Ovonic Threshold Switching in Se‐Rich Ge x Se 1− x Glasses from an Atomistic Point of View: The Crucial Role of the Metavalent Bonding Mechanism

The ovonic threshold switching (OTS) phenomenon, a unique discontinuity of conductivity upon electric‐field application, has been observed in many chalcogenide glasses, some of which are presently used as selector elements in latest ultimate phase‐change memory devices. Herein, ab initio molecular dynamics is used to simulate the structure of two prototypical glasses that are shown to exhibit significantly different OTS properties and switching performance in OTS devices. The first glass, Ge 30 Se 70 (GS), has a typical structure of connected Ge tetrahedra, whereas in the second GS‐based glass that contains antimony and nitrogen, the structure around Ge atoms is quite more complex. By the simulation of the excitation of electrons in the conduction band, slight modifications of the local order are shown to be sufficient to delocalize electronic states.

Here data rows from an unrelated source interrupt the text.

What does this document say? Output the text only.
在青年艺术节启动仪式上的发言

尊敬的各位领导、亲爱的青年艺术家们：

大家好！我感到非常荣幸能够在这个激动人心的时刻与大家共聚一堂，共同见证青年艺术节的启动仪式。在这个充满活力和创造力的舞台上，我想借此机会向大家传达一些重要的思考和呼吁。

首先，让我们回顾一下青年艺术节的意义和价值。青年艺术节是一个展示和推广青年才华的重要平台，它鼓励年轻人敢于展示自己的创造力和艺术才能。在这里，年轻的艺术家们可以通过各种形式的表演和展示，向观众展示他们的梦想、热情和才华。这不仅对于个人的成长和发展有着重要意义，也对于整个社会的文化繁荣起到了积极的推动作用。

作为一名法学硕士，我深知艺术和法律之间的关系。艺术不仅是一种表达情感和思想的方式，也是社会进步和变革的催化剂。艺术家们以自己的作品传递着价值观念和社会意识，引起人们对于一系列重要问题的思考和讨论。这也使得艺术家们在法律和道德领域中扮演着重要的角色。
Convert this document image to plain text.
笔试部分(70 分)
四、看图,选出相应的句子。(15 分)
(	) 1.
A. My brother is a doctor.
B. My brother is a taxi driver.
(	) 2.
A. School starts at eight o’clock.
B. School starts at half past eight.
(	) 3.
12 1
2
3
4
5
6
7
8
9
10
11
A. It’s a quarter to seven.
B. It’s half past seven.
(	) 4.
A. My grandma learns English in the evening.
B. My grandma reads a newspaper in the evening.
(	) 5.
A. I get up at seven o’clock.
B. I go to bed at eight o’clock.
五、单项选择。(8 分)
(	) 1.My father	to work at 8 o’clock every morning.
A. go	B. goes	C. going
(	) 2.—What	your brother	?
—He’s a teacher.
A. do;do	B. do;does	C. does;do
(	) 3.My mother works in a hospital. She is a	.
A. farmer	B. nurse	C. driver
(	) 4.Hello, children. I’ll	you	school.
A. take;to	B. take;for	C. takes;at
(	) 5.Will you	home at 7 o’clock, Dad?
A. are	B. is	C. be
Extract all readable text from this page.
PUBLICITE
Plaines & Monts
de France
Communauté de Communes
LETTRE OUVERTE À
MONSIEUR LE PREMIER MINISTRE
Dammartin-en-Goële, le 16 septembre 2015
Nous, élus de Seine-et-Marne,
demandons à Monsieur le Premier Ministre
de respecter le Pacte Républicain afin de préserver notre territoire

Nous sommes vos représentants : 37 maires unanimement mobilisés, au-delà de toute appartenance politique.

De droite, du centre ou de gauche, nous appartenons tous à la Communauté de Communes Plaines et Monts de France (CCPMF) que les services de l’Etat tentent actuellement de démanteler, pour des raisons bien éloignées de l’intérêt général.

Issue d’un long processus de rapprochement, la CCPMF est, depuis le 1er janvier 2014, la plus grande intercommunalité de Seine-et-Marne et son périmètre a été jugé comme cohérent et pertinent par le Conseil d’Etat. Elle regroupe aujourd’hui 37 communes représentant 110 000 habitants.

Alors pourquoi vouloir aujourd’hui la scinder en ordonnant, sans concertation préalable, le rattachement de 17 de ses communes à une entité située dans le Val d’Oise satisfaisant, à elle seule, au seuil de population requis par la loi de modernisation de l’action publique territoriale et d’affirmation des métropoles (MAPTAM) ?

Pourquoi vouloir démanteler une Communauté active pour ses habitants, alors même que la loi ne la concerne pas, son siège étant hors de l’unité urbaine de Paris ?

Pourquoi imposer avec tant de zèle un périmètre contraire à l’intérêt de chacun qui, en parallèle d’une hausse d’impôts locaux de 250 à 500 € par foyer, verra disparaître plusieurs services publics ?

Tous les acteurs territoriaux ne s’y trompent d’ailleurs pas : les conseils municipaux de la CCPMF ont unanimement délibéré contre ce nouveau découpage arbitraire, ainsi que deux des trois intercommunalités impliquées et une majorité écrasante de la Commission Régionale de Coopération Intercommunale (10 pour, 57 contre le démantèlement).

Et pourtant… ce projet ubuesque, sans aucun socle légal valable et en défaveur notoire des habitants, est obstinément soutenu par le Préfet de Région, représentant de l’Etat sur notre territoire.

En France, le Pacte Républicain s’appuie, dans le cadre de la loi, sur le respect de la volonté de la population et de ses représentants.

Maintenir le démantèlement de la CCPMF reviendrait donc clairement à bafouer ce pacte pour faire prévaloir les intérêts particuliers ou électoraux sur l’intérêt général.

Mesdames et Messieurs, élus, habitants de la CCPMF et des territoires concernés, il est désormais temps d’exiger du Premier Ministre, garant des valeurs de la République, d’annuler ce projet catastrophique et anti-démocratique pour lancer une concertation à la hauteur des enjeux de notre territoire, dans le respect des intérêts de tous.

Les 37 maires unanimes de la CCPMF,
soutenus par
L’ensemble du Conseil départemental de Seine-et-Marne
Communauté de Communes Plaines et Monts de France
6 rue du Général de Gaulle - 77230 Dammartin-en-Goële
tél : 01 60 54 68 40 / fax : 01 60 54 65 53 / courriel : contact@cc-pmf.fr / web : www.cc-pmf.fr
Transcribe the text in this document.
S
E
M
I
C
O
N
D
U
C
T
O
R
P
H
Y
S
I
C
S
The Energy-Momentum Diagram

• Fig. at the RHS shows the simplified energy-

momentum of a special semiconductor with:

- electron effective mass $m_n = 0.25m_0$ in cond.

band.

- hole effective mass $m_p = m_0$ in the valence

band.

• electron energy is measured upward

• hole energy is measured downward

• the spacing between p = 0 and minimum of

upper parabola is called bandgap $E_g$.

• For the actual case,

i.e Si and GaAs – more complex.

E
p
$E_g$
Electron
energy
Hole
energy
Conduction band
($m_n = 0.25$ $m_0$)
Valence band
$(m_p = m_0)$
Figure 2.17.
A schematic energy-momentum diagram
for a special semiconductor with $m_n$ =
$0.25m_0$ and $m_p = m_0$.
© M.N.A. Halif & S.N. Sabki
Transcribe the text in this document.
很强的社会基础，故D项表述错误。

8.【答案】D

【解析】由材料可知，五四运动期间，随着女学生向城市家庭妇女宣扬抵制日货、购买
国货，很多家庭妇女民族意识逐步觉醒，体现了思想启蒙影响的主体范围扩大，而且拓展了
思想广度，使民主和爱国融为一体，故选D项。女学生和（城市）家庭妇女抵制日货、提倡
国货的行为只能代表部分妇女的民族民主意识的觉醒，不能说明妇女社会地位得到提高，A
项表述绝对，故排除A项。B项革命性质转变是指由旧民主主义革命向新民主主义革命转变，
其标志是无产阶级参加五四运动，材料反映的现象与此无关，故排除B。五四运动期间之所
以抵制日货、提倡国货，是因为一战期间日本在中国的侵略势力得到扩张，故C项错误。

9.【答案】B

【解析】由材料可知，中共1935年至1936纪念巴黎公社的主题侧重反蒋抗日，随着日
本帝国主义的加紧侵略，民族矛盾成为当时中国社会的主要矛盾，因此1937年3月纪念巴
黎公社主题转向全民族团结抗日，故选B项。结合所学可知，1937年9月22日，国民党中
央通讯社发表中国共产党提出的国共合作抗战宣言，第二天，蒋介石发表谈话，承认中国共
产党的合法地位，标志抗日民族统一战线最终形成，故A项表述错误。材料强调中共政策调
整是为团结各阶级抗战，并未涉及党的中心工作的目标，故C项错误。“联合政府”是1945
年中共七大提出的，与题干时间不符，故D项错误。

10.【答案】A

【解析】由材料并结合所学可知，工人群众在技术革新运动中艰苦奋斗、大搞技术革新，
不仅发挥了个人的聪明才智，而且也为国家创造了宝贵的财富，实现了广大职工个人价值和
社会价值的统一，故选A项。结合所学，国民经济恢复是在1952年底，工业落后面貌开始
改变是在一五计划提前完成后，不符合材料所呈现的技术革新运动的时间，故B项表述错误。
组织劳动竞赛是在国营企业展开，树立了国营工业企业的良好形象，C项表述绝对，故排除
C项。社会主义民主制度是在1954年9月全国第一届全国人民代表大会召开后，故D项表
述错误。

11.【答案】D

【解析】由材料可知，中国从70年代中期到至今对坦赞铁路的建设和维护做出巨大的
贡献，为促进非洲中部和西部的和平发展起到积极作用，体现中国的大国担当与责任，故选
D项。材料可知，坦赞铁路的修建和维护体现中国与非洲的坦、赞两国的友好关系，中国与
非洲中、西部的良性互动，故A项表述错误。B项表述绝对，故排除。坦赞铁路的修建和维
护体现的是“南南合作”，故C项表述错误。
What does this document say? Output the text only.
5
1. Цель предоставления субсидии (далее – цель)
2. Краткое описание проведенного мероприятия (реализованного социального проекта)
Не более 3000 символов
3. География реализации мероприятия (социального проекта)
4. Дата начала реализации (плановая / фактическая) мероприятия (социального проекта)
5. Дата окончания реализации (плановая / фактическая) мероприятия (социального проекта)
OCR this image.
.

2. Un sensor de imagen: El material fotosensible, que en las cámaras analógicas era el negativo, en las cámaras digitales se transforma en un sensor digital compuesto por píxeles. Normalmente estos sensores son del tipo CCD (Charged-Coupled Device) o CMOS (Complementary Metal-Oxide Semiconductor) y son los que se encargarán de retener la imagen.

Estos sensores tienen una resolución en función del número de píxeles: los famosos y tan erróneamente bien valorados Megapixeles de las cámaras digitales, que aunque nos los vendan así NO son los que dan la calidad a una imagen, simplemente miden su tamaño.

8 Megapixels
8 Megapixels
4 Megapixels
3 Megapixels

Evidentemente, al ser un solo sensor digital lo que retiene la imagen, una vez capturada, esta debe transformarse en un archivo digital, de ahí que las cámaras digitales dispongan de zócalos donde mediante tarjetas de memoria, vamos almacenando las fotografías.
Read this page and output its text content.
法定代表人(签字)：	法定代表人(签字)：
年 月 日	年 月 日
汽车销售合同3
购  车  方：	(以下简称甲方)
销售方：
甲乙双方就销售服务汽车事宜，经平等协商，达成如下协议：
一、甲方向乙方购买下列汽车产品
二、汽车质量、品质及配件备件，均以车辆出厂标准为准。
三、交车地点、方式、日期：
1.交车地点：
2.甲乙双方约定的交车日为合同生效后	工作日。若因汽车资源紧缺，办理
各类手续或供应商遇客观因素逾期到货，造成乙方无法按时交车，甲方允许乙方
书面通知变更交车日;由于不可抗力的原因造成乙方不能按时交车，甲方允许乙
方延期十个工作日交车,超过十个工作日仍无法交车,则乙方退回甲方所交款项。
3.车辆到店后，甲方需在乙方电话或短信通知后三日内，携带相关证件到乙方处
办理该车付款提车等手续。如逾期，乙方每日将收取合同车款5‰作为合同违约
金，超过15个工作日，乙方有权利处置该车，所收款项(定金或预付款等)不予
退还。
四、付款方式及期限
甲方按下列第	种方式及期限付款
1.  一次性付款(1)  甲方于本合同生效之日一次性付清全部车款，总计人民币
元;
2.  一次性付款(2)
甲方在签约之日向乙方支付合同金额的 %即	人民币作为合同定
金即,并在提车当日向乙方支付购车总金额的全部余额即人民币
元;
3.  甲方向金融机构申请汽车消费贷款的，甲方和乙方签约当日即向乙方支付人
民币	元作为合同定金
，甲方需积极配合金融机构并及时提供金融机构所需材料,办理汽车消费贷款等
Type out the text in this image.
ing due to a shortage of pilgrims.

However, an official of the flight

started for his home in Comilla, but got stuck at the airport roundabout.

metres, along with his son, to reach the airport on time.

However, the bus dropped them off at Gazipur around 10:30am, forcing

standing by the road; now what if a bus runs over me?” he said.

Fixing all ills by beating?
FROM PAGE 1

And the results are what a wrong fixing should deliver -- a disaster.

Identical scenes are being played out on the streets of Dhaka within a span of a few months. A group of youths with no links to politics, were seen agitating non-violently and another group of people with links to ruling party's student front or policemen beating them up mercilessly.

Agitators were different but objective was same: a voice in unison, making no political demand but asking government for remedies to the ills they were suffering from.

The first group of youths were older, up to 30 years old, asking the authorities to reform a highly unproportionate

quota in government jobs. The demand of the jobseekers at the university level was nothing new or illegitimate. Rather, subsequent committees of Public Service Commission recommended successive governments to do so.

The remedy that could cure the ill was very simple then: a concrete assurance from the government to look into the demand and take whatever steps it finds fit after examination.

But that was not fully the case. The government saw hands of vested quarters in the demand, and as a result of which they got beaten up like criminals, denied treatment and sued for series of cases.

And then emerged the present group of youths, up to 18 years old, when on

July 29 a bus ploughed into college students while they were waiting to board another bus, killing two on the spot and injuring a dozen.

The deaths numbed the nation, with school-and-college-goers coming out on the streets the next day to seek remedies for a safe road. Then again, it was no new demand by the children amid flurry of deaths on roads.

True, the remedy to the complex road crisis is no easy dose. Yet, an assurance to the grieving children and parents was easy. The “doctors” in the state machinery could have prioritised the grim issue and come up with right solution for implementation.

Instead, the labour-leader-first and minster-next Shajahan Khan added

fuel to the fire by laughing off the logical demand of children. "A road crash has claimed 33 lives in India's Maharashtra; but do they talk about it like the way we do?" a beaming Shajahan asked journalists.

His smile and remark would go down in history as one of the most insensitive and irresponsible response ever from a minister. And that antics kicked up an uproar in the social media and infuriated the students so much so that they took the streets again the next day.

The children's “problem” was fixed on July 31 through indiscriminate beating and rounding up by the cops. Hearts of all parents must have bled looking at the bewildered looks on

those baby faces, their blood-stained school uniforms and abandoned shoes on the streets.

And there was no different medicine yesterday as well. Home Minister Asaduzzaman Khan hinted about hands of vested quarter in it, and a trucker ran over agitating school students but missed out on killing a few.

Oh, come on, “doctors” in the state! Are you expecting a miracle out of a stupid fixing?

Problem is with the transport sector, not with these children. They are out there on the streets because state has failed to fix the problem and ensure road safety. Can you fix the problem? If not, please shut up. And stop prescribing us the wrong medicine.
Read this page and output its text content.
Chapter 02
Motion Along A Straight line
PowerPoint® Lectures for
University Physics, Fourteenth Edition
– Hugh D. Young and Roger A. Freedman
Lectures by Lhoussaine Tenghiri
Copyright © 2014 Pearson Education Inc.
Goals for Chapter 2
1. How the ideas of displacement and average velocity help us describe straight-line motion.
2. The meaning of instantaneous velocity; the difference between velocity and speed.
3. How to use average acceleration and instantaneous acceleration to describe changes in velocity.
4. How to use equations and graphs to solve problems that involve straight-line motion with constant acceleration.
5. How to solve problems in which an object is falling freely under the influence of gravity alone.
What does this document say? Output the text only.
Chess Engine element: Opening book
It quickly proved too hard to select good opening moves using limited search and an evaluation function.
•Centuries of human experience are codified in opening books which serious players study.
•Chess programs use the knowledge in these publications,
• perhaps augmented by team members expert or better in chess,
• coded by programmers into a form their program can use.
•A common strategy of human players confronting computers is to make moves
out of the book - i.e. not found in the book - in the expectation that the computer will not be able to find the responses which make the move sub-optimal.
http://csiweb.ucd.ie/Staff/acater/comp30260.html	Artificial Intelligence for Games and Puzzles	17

The electron delocalization involving both Ge and Se (as well as Sb atoms in the case of Sb‐containing glass) ensures the percolation of conductive paths for electrons, giving, therefore, to the excited material a metallic behavior. These conductive channels result from the local formation of “metavalent” bonds in the amorphous structure as characterized geometrically and with associated Born effective charges.